Darwin Port: $59.5m for East Arm port this year; $35m for an overland conveyor; $24.5m for reclamation at East Darwin Wharf; and hard stand to expand the port. What this infrastructure is doing is opening up investment opportunities in the mining sector in Central Australia because, now, that infrastructure is in place to get products on to the wharves and the ships for export, directly generating investment income in the mining sector. This translates as jobs for people in Central Australia, even though the money is actually being spent on the wharf in the Top End.

As for roads, there will $270m-worth of funding right across the Northern Territory. As far as mining goes, for the Bringing Forward Discovery initiative, there is a further $5.5m for the program. This is about assisting mining companies, junior explorers to actually target their exploration activity in the Northern Territory. Compare what we are doing now in the Northern Territory with when we came to office in 2001. At that time, there were over 900 applications for exploration licences sitting on the CLP minister’s desk that were unprocessed - over 900 of them, because of a political football called native title. That stymied investment in the Northern Territory for many years. We have worked hard to clear that backlog.

Ongoing projects that will support engineering activity in the Northern Territory include the Montara, Skua and Swift oil field developments in the Timor Sea. There are companies in Darwin now winning significant contracts for supporting those drilling exploration activities. There is the Blacktip gas field in the Joseph Bonaparte Gulf. The pipeline will be built this Dry Season - again, significant jobs for Territorians. If we look at what GEMCO is doing in processing an expansion on Groote Eylandt - confidence to invest, confidence to export, and jobs for Territorians.

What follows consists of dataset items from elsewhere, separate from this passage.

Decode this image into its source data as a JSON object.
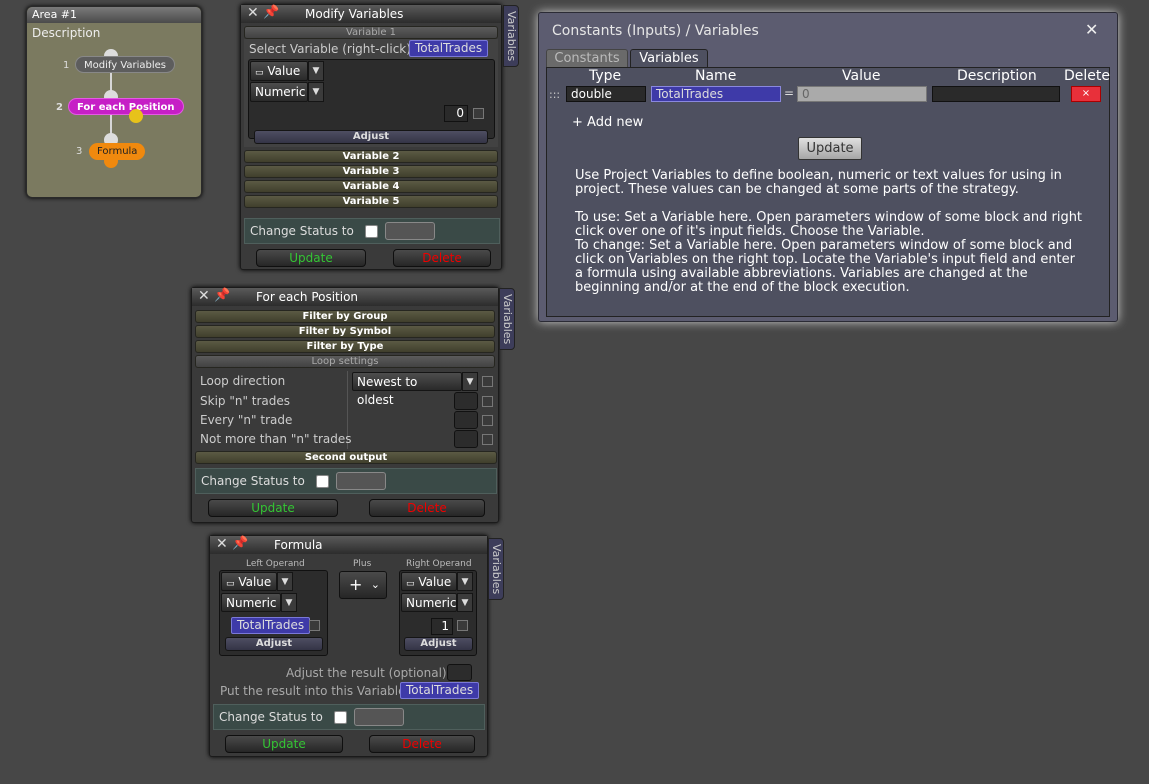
{
  "area": {
    "title": "Area #1",
    "description": "Description",
    "nodes": [
      {
        "num": "1",
        "label": "Modify Variables"
      },
      {
        "num": "2",
        "label": "For each Position"
      },
      {
        "num": "3",
        "label": "Formula"
      }
    ]
  },
  "modify_variables": {
    "title": "Modify Variables",
    "side_tab": "Variables",
    "variable1_label": "Variable 1",
    "select_label": "Select Variable (right-click)",
    "selected_variable": "TotalTrades",
    "source_type": "Value",
    "value_type": "Numeric",
    "value": "0",
    "adjust_label": "Adjust",
    "variables": [
      "Variable 2",
      "Variable 3",
      "Variable 4",
      "Variable 5"
    ],
    "change_status_label": "Change Status to",
    "update_label": "Update",
    "delete_label": "Delete"
  },
  "for_each_position": {
    "title": "For each Position",
    "side_tab": "Variables",
    "filters": [
      "Filter by Group",
      "Filter by Symbol",
      "Filter by Type"
    ],
    "loop_settings_label": "Loop settings",
    "loop_direction_label": "Loop direction",
    "loop_direction_value": "Newest to oldest",
    "skip_label": "Skip \"n\" trades",
    "every_label": "Every \"n\" trade",
    "not_more_label": "Not more than \"n\" trades",
    "second_output_label": "Second output",
    "change_status_label": "Change Status to",
    "update_label": "Update",
    "delete_label": "Delete"
  },
  "formula": {
    "title": "Formula",
    "side_tab": "Variables",
    "left_operand_label": "Left Operand",
    "operator_label": "Plus",
    "operator_symbol": "+",
    "right_operand_label": "Right Operand",
    "left_source": "Value",
    "left_type": "Numeric",
    "left_value": "TotalTrades",
    "right_source": "Value",
    "right_type": "Numeric",
    "right_value": "1",
    "adjust_label": "Adjust",
    "adjust_result_label": "Adjust the result (optional):",
    "put_result_label": "Put the result into this Variable:",
    "result_variable": "TotalTrades",
    "change_status_label": "Change Status to",
    "update_label": "Update",
    "delete_label": "Delete"
  },
  "constants": {
    "title": "Constants (Inputs) / Variables",
    "tabs": [
      "Constants",
      "Variables"
    ],
    "active_tab": "Variables",
    "columns": [
      "Type",
      "Name",
      "Value",
      "Description",
      "Delete"
    ],
    "row": {
      "handle": ":::",
      "type": "double",
      "name": "TotalTrades",
      "equals": "=",
      "value": "0",
      "description": "",
      "delete_symbol": "×"
    },
    "add_new_label": "+ Add new",
    "update_label": "Update",
    "help_p1": "Use Project Variables to define boolean, numeric or text values for using in project. These values can be changed at some parts of the strategy.",
    "help_p2": "To use: Set a Variable here. Open parameters window of some block and right click over one of it's input fields. Choose the Variable.",
    "help_p3": "To change: Set a Variable here. Open parameters window of some block and click on Variables on the right top. Locate the Variable's input field and enter a formula using available abbreviations. Variables are changed at the beginning and/or at the end of the block execution."
  },
  "colors": {
    "background": "#474747",
    "node_gray": "#5d5d5d",
    "node_magenta": "#c61fc6",
    "node_orange": "#f0890e",
    "variable_tag": "#3e3aa8",
    "update_green": "#34c534",
    "delete_red": "#e00000"
  }
}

It was great to be at the Darwin Convention Centre on Friday for the International Grocers Association’s first meeting. It was a low-key event to kick the convention centre off, but still fabulous. The spin-off that will come in additional investment in the Territory through businesses and convention groups coming here and seeing investment opportunities, we cannot quantify.

These are all great projects that lead to confidence to invest in the Northern Territory and jobs for Territorians. I would like to add one more to that list; that is, the $12bn INPEX project. If we can secure that project from Western Australia, not only will there be a direct investment of over $12bn for our economy, and we stand to have at least 4000 jobs for four to five years off the construction phase, but what we get is further certainty for investment right across the economies of the Northern Territory over many years ahead.

We want Darwin to be Australia’s second international gas hub. I can assure Territorians, we can have both. We can have $12bn worth of investment and we can protect our marine environments in our harbour. We can walk and chew gum. We can have both - unlike the environmental and economic vandal who sits opposite who would say to INPEX: ‘Off you go to Western Australia. Western Australia can have the jobs. Western Australia can have the investment. Western Australia can have the economic flows into the future’. He would also destroy Glyde Point regarding its fragile environment and ecosystems.

Madam Speaker, we can have both. This is a government that has a vision for the Northern Territory, has confidence in the Northern Territory, believes that we can have investment development and protect our environment as opposed to the economic vandal who sits opposite.